Second, it appears to me that ECUSA is even losing its Anglo American cultural identity. Every “creative liturgy,” every dippy hymn from the 1970’s, made an Episcopal parish less, well, Episcopal, and more like bad post Vatican II RC liturgy. (In fact, at my most recent parish, the (admittedly bad) current hymnal was supplemented with the RC “Gather” hymnal (which, amazingly enough, is even worse).
So. The theology is out of whack. The elements which (rightly or wrongly) attracted me there are diminishing. There just isn’t a lot left.
Reverend Franz:
You say, “Sadly, I think that this as at least as true of many Episcopalians.”

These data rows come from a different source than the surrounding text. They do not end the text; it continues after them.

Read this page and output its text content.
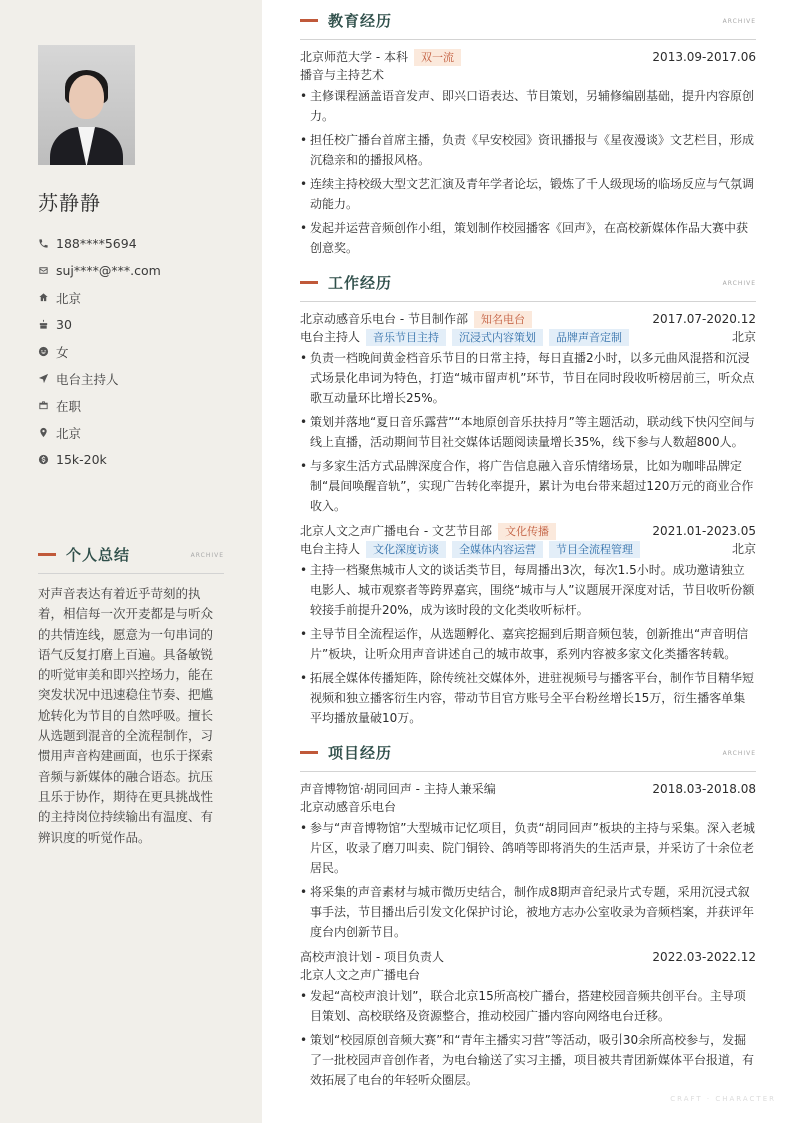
苏静静
188****5694
suj****@***.com
北京
30
女
电台主持人
在职
北京
15k-20k
个人总结	ARCHIVE
对声音表达有着近乎苛刻的执着，相信每一次开麦都是与听众的共情连线，愿意为一句串词的语气反复打磨上百遍。具备敏锐的听觉审美和即兴控场力，能在突发状况中迅速稳住节奏、把尴尬转化为节目的自然呼吸。擅长从选题到混音的全流程制作，习惯用声音构建画面，也乐于探索音频与新媒体的融合语态。抗压且乐于协作，期待在更具挑战性的主持岗位持续输出有温度、有辨识度的听觉作品。
教育经历	ARCHIVE
北京师范大学 - 本科	双一流	2013.09-2017.06
播音与主持艺术
• 主修课程涵盖语音发声、即兴口语表达、节目策划，另辅修编剧基础，提升内容原创力。
• 担任校广播台首席主播，负责《早安校园》资讯播报与《星夜漫谈》文艺栏目，形成沉稳亲和的播报风格。
• 连续主持校级大型文艺汇演及青年学者论坛，锻炼了千人级现场的临场反应与气氛调动能力。
• 发起并运营音频创作小组，策划制作校园播客《回声》，在高校新媒体作品大赛中获创意奖。
工作经历	ARCHIVE
北京动感音乐电台 - 节目制作部	知名电台	2017.07-2020.12
电台主持人	音乐节目主持	沉浸式内容策划	品牌声音定制	北京
• 负责一档晚间黄金档音乐节目的日常主持，每日直播2小时，以多元曲风混搭和沉浸式场景化串词为特色，打造“城市留声机”环节，节目在同时段收听榜居前三，听众点歌互动量环比增长25%。
• 策划并落地“夏日音乐露营”“本地原创音乐扶持月”等主题活动，联动线下快闪空间与线上直播，活动期间节目社交媒体话题阅读量增长35%，线下参与人数超800人。
• 与多家生活方式品牌深度合作，将广告信息融入音乐情绪场景，比如为咖啡品牌定制“晨间唤醒音轨”，实现广告转化率提升，累计为电台带来超过120万元的商业合作收入。
北京人文之声广播电台 - 文艺节目部	文化传播	2021.01-2023.05
电台主持人	文化深度访谈	全媒体内容运营	节目全流程管理	北京
• 主持一档聚焦城市人文的谈话类节目，每周播出3次，每次1.5小时。成功邀请独立电影人、城市观察者等跨界嘉宾，围绕“城市与人”议题展开深度对话，节目收听份额较接手前提升20%，成为该时段的文化类收听标杆。
• 主导节目全流程运作，从选题孵化、嘉宾挖掘到后期音频包装，创新推出“声音明信片”板块，让听众用声音讲述自己的城市故事，系列内容被多家文化类播客转载。
• 拓展全媒体传播矩阵，除传统社交媒体外，进驻视频号与播客平台，制作节目精华短视频和独立播客衍生内容，带动节目官方账号全平台粉丝增长15万，衍生播客单集平均播放量破10万。
项目经历	ARCHIVE
声音博物馆·胡同回声 - 主持人兼采编	2018.03-2018.08
北京动感音乐电台
• 参与“声音博物馆”大型城市记忆项目，负责“胡同回声”板块的主持与采集。深入老城片区，收录了磨刀叫卖、院门铜铃、鸽哨等即将消失的生活声景，并采访了十余位老居民。
• 将采集的声音素材与城市微历史结合，制作成8期声音纪录片式专题，采用沉浸式叙事手法，节目播出后引发文化保护讨论，被地方志办公室收录为音频档案，并获评年度台内创新节目。
高校声浪计划 - 项目负责人	2022.03-2022.12
北京人文之声广播电台
• 发起“高校声浪计划”，联合北京15所高校广播台，搭建校园音频共创平台。主导项目策划、高校联络及资源整合，推动校园广播内容向网络电台迁移。
• 策划“校园原创音频大赛”和“青年主播实习营”等活动，吸引30余所高校参与，发掘了一批校园声音创作者，为电台输送了实习主播，项目被共青团新媒体平台报道，有效拓展了电台的年轻听众圈层。
CRAFT · CHARACTER
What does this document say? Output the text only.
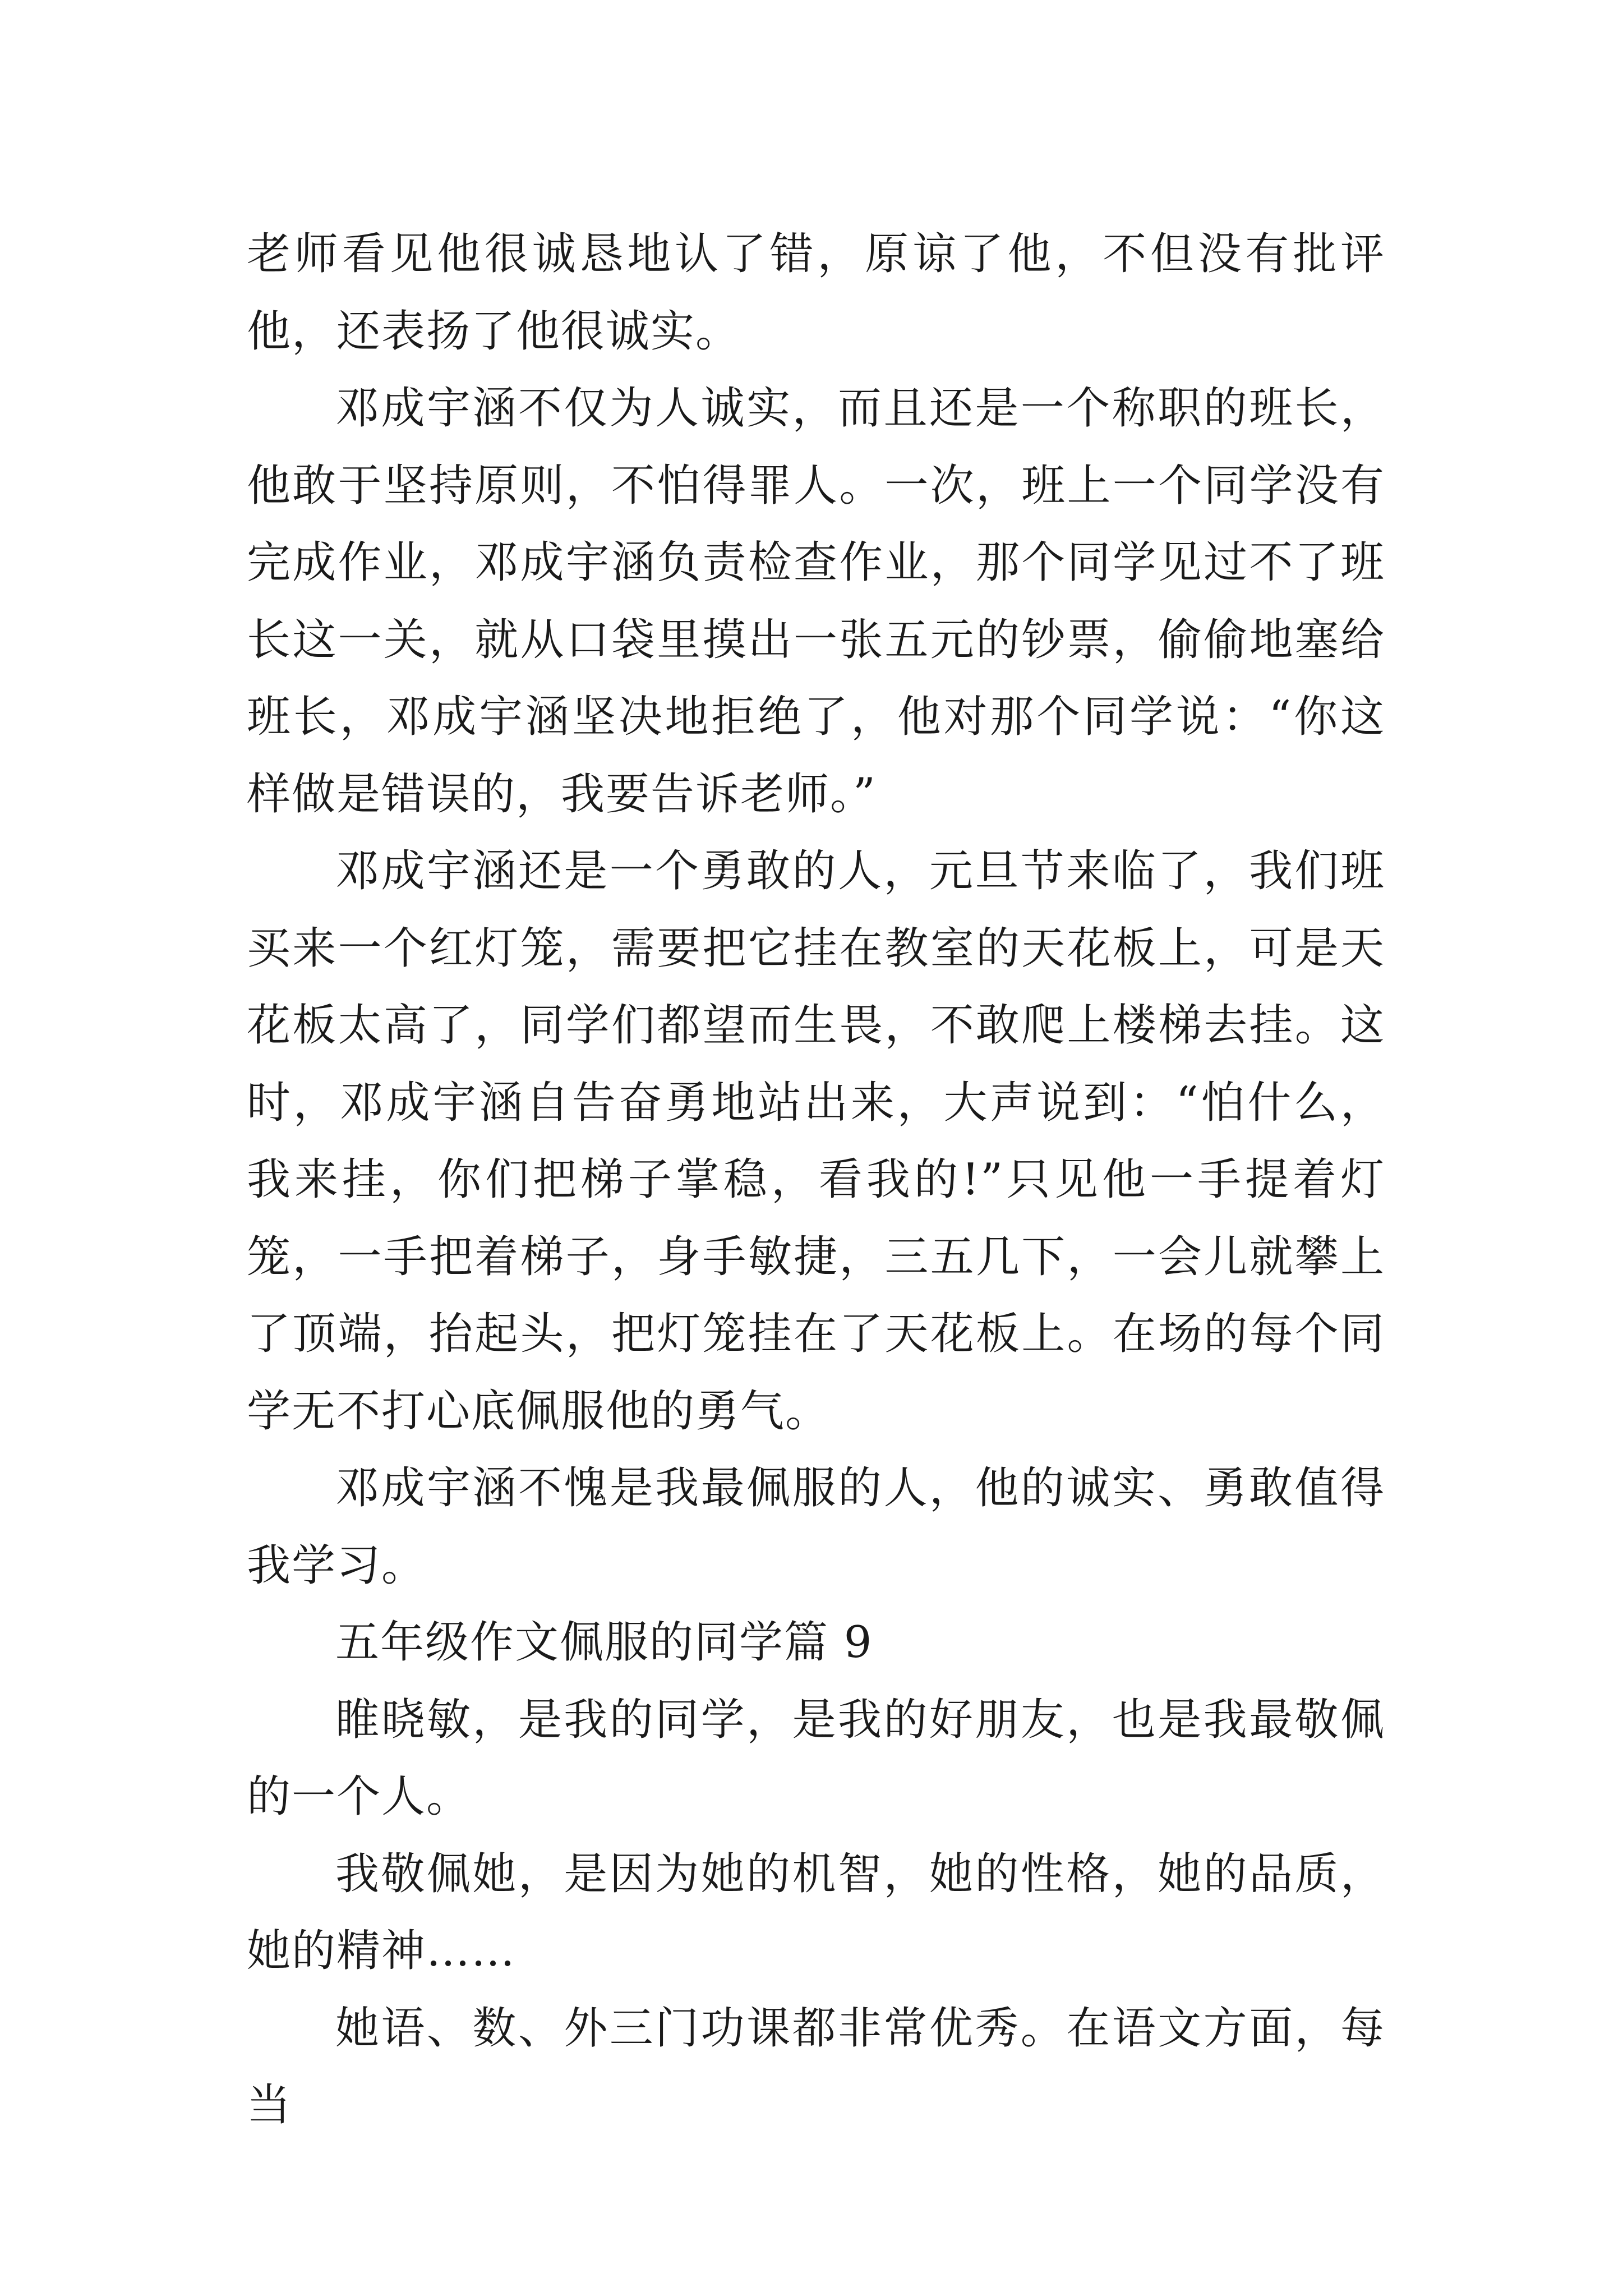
老师看见他很诚恳地认了错，原谅了他，不但没有批评他，还表扬了他很诚实。

邓成宇涵不仅为人诚实，而且还是一个称职的班长，他敢于坚持原则，不怕得罪人。一次，班上一个同学没有完成作业，邓成宇涵负责检查作业，那个同学见过不了班长这一关，就从口袋里摸出一张五元的钞票，偷偷地塞给班长，邓成宇涵坚决地拒绝了，他对那个同学说：“你这样做是错误的，我要告诉老师。”

邓成宇涵还是一个勇敢的人，元旦节来临了，我们班买来一个红灯笼，需要把它挂在教室的天花板上，可是天花板太高了，同学们都望而生畏，不敢爬上楼梯去挂。这时，邓成宇涵自告奋勇地站出来，大声说到：“怕什么，我来挂，你们把梯子掌稳，看我的!”只见他一手提着灯笼，一手把着梯子，身手敏捷，三五几下，一会儿就攀上了顶端，抬起头，把灯笼挂在了天花板上。在场的每个同学无不打心底佩服他的勇气。

邓成宇涵不愧是我最佩服的人，他的诚实、勇敢值得我学习。

五年级作文佩服的同学篇 9

睢晓敏，是我的同学，是我的好朋友，也是我最敬佩的一个人。

我敬佩她，是因为她的机智，她的性格，她的品质，她的精神……

她语、数、外三门功课都非常优秀。在语文方面，每当
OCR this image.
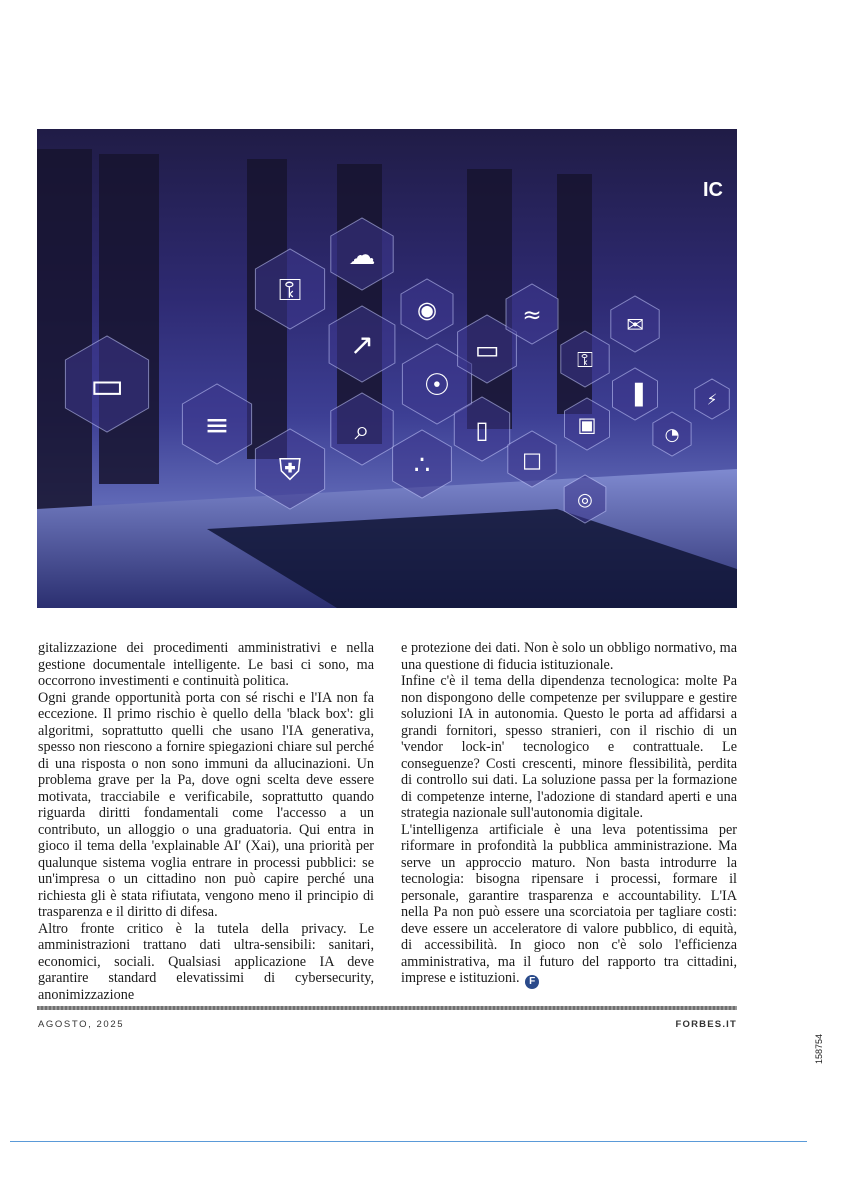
▭
≡
⚿
☁
↗
⌕
☉
⛨	∴
▯
▭
≈
□
⚿
▣
◎
✉
▐
◔
⚡
◉
IC

gitalizzazione dei procedimenti amministrativi e nella gestione documentale intelligente. Le basi ci sono, ma occorrono investimenti e continuità politica.

Ogni grande opportunità porta con sé rischi e l'IA non fa eccezione. Il primo rischio è quello della 'black box': gli algoritmi, soprattutto quelli che usano l'IA generativa, spesso non riescono a fornire spiegazioni chiare sul perché di una risposta o non sono immuni da allucinazioni. Un problema grave per la Pa, dove ogni scelta deve essere motivata, tracciabile e verificabile, soprattutto quando riguarda diritti fondamentali come l'accesso a un contributo, un alloggio o una graduatoria. Qui entra in gioco il tema della 'explainable AI' (Xai), una priorità per qualunque sistema voglia entrare in processi pubblici: se un'impresa o un cittadino non può capire perché una richiesta gli è stata rifiutata, vengono meno il principio di trasparenza e il diritto di difesa.

Altro fronte critico è la tutela della privacy. Le amministrazioni trattano dati ultra-sensibili: sanitari, economici, sociali. Qualsiasi applicazione IA deve garantire standard elevatissimi di cybersecurity, anonimizzazione

e protezione dei dati. Non è solo un obbligo normativo, ma una questione di fiducia istituzionale.

Infine c'è il tema della dipendenza tecnologica: molte Pa non dispongono delle competenze per sviluppare e gestire soluzioni IA in autonomia. Questo le porta ad affidarsi a grandi fornitori, spesso stranieri, con il rischio di un 'vendor lock-in' tecnologico e contrattuale. Le conseguenze? Costi crescenti, minore flessibilità, perdita di controllo sui dati. La soluzione passa per la formazione di competenze interne, l'adozione di standard aperti e una strategia nazionale sull'autonomia digitale.

L'intelligenza artificiale è una leva potentissima per riformare in profondità la pubblica amministrazione. Ma serve un approccio maturo. Non basta introdurre la tecnologia: bisogna ripensare i processi, formare il personale, garantire trasparenza e accountability. L'IA nella Pa non può essere una scorciatoia per tagliare costi: deve essere un acceleratore di valore pubblico, di equità, di accessibilità. In gioco non c'è solo l'efficienza amministrativa, ma il futuro del rapporto tra cittadini, imprese e istituzioni. F

AGOSTO, 2025	FORBES.IT
158754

I thought of that as I wrote but decided to leave such up to the Holy Spirit. What joy to see Him work! After reading yor frank and repentant paragraphs, I am compelled also to relate something additional to you. By the imposition of God, Himself, I am currently a member of a very conservative Lutheran Church. I can not here explain the background of my situation except to repeat that it was, without doubt in my mind, an act of God. I relate this to you because I wonder why God does some things and I usually don’t have answers. His wisdom demands obedience even if I do not understand. Like Mary the mother of Christ, I am left in my ignorance to either obey or reject. Our duty is to say, “Thy will be done.”
But I am also forced to recognise that I am uniquely suited to assist in the management of the congregation to which I am currently attached. I could have never created such a situation myself. It appears to me that you are in a like situation. I suggest to you to make the revelations of God a part of your eternal character, do your duty, and thank God saying, “Thy will be done.”
Don
Thank you for your kind comments, Don. However, I cannot claim the title, “reverend.” I am (and have always been) a layperson. I fear I may have misled you with the phrase, “My most recent parish . . ” I have been a layreader, and an avid choir member. I have organized adult CE classes, and, for a short time, led a youth group (not my calling in life). My wife and daughters are active in (yet another) ECUSA parish, but I just couldn’t do it any more.
I might have felt inclined to seek ordination, but I always thought that clergy ought to be really committed to the faith. (How old fashioned of me).